1. A text typesetting method is characterized by comprising the following steps:

determining geometric information of each text box;

2. The method of claim 1, wherein the geometric information comprises border information and feature information, and wherein determining the geometric information for each text box comprises:

measuring the text box to obtain frame information of the text box;

and determining the characteristic information of the text box based on the frame information.

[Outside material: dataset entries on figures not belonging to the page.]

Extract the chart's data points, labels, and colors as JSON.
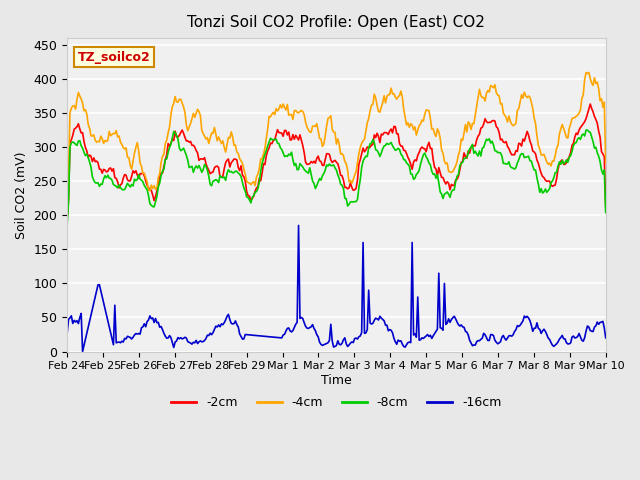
{
  "title": "Tonzi Soil CO2 Profile: Open (East) CO2",
  "xlabel": "Time",
  "ylabel": "Soil CO2 (mV)",
  "watermark": "TZ_soilco2",
  "ylim": [
    0,
    460
  ],
  "yticks": [
    0,
    50,
    100,
    150,
    200,
    250,
    300,
    350,
    400,
    450
  ],
  "colors": {
    "-2cm": "#ff0000",
    "-4cm": "#ffa500",
    "-8cm": "#00cc00",
    "-16cm": "#0000cc"
  },
  "legend_labels": [
    "-2cm",
    "-4cm",
    "-8cm",
    "-16cm"
  ],
  "bg_color": "#e8e8e8",
  "plot_bg_color": "#f0f0f0",
  "xtick_labels": [
    "Feb 24",
    "Feb 25",
    "Feb 26",
    "Feb 27",
    "Feb 28",
    "Feb 29",
    "Mar 1",
    "Mar 2",
    "Mar 3",
    "Mar 4",
    "Mar 5",
    "Mar 6",
    "Mar 7",
    "Mar 8",
    "Mar 9",
    "Mar 10"
  ],
  "n_points": 385,
  "seed": 42
}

3. The method of claim 2, wherein the feature information comprises a feature line, a feature point, and an angle value of the feature line, and wherein determining the feature information of the text box based on the bounding box information comprises:

4. The method of claim 3, wherein the target alignment direction comprises a target first direction and a target second direction,

the step of sequencing all the text boxes in the target text image according to the target arrangement direction based on the geometric information of each text box to obtain the sequence information of each text box comprises the following steps:

with the starting feature point as a starting point, sorting the feature points of all the text boxes in a first target direction and a second target direction of the target text image to obtain sorting information of the feature points of each text box;

and setting the sequence of the feature points as the sequence information of the text boxes to which the feature points belong to obtain the sequence information of each text box.

5. The method according to claim 4, wherein the step of ranking the feature points of all the text boxes in the target first direction and the target second direction of the target text image with the starting feature point as a starting point to obtain ranking information of the feature point of each text box comprises:

6. The method of claim 3, wherein the adjacent text boxes include a first text box and a second text box, wherein the association information includes distance information and scale information,

the calculating the association information between the adjacent text boxes in the target text image comprises:

and determining proportion information between the first text box and the second text box based on the characteristic lines of the first text box and the second text box.

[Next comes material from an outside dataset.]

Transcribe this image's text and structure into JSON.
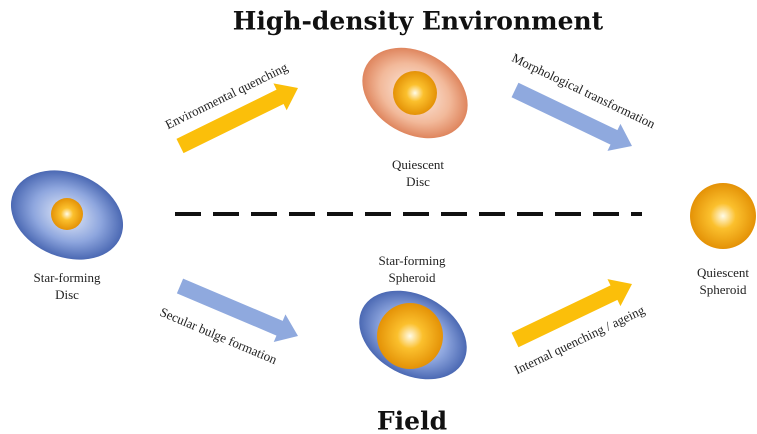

7. The method of claim 6, wherein determining the ratio information between the first text box and the second text box based on the feature lines of the first text box and the second text box comprises:

8. The method of claim 3, wherein the association information includes distance information and scale information, wherein the adjacent text boxes include a first text box and a second text box,

determining layout information of text content of each text box based on the geometric information, the sequence information and the association information between all adjacent text boxes in the target text image, including:

9. The method according to claim 1, wherein the sorting all the text boxes in the target text image according to the target arrangement direction based on the geometric information of each text box to obtain the order information of each text box comprises:

and calculating the association information between the adjacent text boxes in at least one text block of the target text image.

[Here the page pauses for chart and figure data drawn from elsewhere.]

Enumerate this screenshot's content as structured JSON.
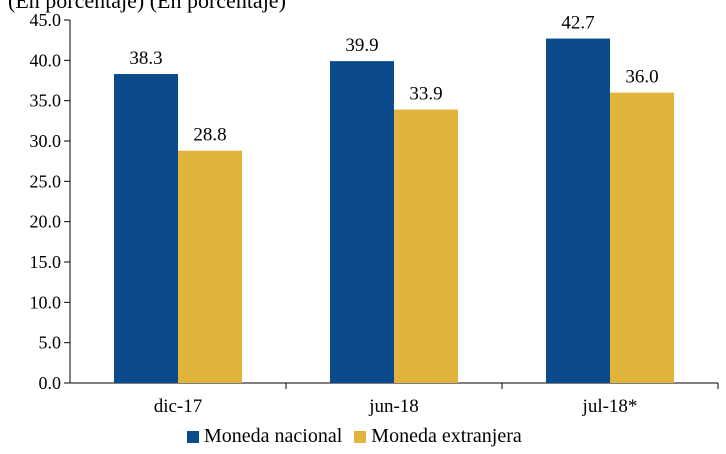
{
  "chart_data": {
    "type": "bar",
    "title": "",
    "subtitle_clipped": "(En porcentaje) (En porcentaje)",
    "xlabel": "",
    "ylabel": "",
    "categories": [
      "dic-17",
      "jun-18",
      "jul-18*"
    ],
    "series": [
      {
        "name": "Moneda nacional",
        "color": "#0B4A8B",
        "values": [
          38.3,
          39.9,
          42.7
        ],
        "labels": [
          "38.3",
          "39.9",
          "42.7"
        ]
      },
      {
        "name": "Moneda extranjera",
        "color": "#E1B53D",
        "values": [
          28.8,
          33.9,
          36.0
        ],
        "labels": [
          "28.8",
          "33.9",
          "36.0"
        ]
      }
    ],
    "ylim": [
      0,
      45
    ],
    "yticks": [
      0,
      5,
      10,
      15,
      20,
      25,
      30,
      35,
      40,
      45
    ],
    "ytick_labels": [
      "0.0",
      "5.0",
      "10.0",
      "15.0",
      "20.0",
      "25.0",
      "30.0",
      "35.0",
      "40.0",
      "45.0"
    ],
    "grid": false,
    "legend_placement": "bottom-center"
  }
}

10. The method of claim 9, wherein the content blocks comprise non-text blocks corresponding to non-text content, and wherein determining layout information for the text content of each text box based on the geometric information, the order information, and the association information between all adjacent text boxes of each text box in the target text image comprises:

the typesetting of all the text contents of the target text image according to the typesetting information of the text contents of each text box comprises the following steps:

11. A text composition apparatus, comprising:

12. A storage medium, characterized in that it stores a plurality of computer programs adapted to be loaded by a processor for performing the steps of the method according to any one of claims 1 to 10.

13. A computer device comprising a memory, a processor and a computer program stored on the memory and executable on the processor, wherein the steps of the method according to any of claims 1 to 10 are implemented when the computer program is executed by the processor.